His voice came from behind me, deep and steady as bedrock. I didn't turn around, kept pulling equipment from shelves with methodical precision. Hazmat suits, portable scanners, emergency medications, sterilization fields. The familiar ritual of preparation, turning chaos into order through sheer organizational will.

"Colony outbreak on Veridian Station," Zorn continued, moving into my peripheral vision. His forest-green skin looked darker under the medical bay's harsh lighting, gold healing markings tracing the powerful muscles of his forearms. He'd rolled up his sleeves already—he always did before mobilization, claimed it was practical but I suspected it was psychological preparation. Battle readiness for a different kind of war. "Unknown pathogen. Sixty-three confirmed infections, symptoms progressing rapidly. Respiratory distress, neural inflammation, three critical."

"Fatalities?"

"Not yet. But without intervention, projections are grim."
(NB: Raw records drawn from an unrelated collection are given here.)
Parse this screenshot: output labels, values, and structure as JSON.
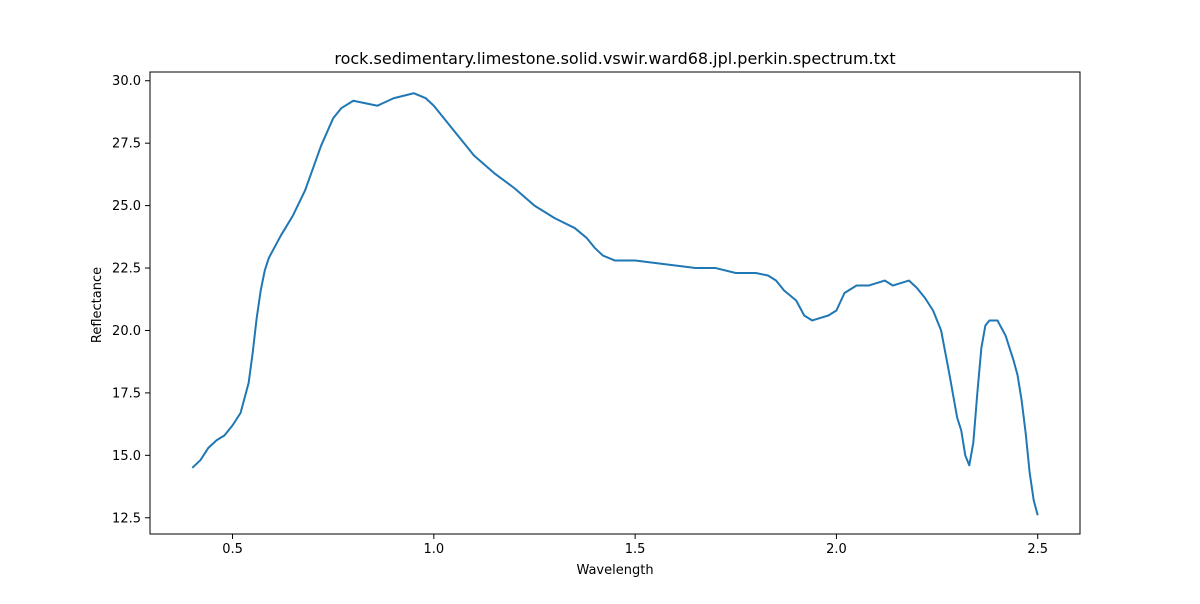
{
  "chart_data": {
    "type": "line",
    "title": "rock.sedimentary.limestone.solid.vswir.ward68.jpl.perkin.spectrum.txt",
    "xlabel": "Wavelength",
    "ylabel": "Reflectance",
    "xlim": [
      0.295,
      2.605
    ],
    "ylim": [
      11.85,
      30.35
    ],
    "xticks": [
      0.5,
      1.0,
      1.5,
      2.0,
      2.5
    ],
    "xtick_labels": [
      "0.5",
      "1.0",
      "1.5",
      "2.0",
      "2.5"
    ],
    "yticks": [
      12.5,
      15.0,
      17.5,
      20.0,
      22.5,
      25.0,
      27.5,
      30.0
    ],
    "ytick_labels": [
      "12.5",
      "15.0",
      "17.5",
      "20.0",
      "22.5",
      "25.0",
      "27.5",
      "30.0"
    ],
    "grid": false,
    "series": [
      {
        "color": "#1f77b4",
        "x": [
          0.4,
          0.42,
          0.44,
          0.46,
          0.48,
          0.5,
          0.52,
          0.54,
          0.55,
          0.56,
          0.57,
          0.58,
          0.59,
          0.6,
          0.62,
          0.65,
          0.68,
          0.7,
          0.72,
          0.75,
          0.77,
          0.8,
          0.83,
          0.86,
          0.9,
          0.95,
          0.98,
          1.0,
          1.02,
          1.05,
          1.08,
          1.1,
          1.15,
          1.2,
          1.25,
          1.3,
          1.35,
          1.38,
          1.4,
          1.42,
          1.45,
          1.5,
          1.55,
          1.6,
          1.65,
          1.7,
          1.75,
          1.8,
          1.83,
          1.85,
          1.87,
          1.9,
          1.92,
          1.94,
          1.96,
          1.98,
          2.0,
          2.02,
          2.05,
          2.08,
          2.12,
          2.14,
          2.16,
          2.18,
          2.2,
          2.22,
          2.24,
          2.26,
          2.28,
          2.3,
          2.31,
          2.32,
          2.33,
          2.34,
          2.35,
          2.36,
          2.37,
          2.38,
          2.4,
          2.42,
          2.44,
          2.45,
          2.46,
          2.47,
          2.48,
          2.49,
          2.5
        ],
        "y": [
          14.5,
          14.8,
          15.3,
          15.6,
          15.8,
          16.2,
          16.7,
          17.9,
          19.1,
          20.5,
          21.6,
          22.4,
          22.9,
          23.2,
          23.8,
          24.6,
          25.6,
          26.5,
          27.4,
          28.5,
          28.9,
          29.2,
          29.1,
          29.0,
          29.3,
          29.5,
          29.3,
          29.0,
          28.6,
          28.0,
          27.4,
          27.0,
          26.3,
          25.7,
          25.0,
          24.5,
          24.1,
          23.7,
          23.3,
          23.0,
          22.8,
          22.8,
          22.7,
          22.6,
          22.5,
          22.5,
          22.3,
          22.3,
          22.2,
          22.0,
          21.6,
          21.2,
          20.6,
          20.4,
          20.5,
          20.6,
          20.8,
          21.5,
          21.8,
          21.8,
          22.0,
          21.8,
          21.9,
          22.0,
          21.7,
          21.3,
          20.8,
          20.0,
          18.3,
          16.5,
          16.0,
          15.0,
          14.6,
          15.5,
          17.5,
          19.3,
          20.2,
          20.4,
          20.4,
          19.8,
          18.8,
          18.2,
          17.2,
          15.9,
          14.3,
          13.2,
          12.6
        ]
      }
    ]
  }
}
I pulled down another case of medical supplies, stacked it with the others. My mind was already running through differential diagnoses, treatment protocols, triage categories.Unknown pathogens with respiratory and neurological involvement suggested either viral hemorrhagic fever analogue or possibly a parasitic infection affecting multiple systems. We'd need broad-spectrum approaches until we could isolate the specific?—

"Bea."

Zorn's hand appeared in my field of vision, gently taking the supply case I'd been about to add to the growing pile. I looked up, had to, given our height difference, and found his golden-brown eyes fixed on me with that particular expression I'd learned to recognize. Concern mixed with determination mixed with something softer that made my chest tight.

"I'm assigning teams," he said quietly. "You're with me."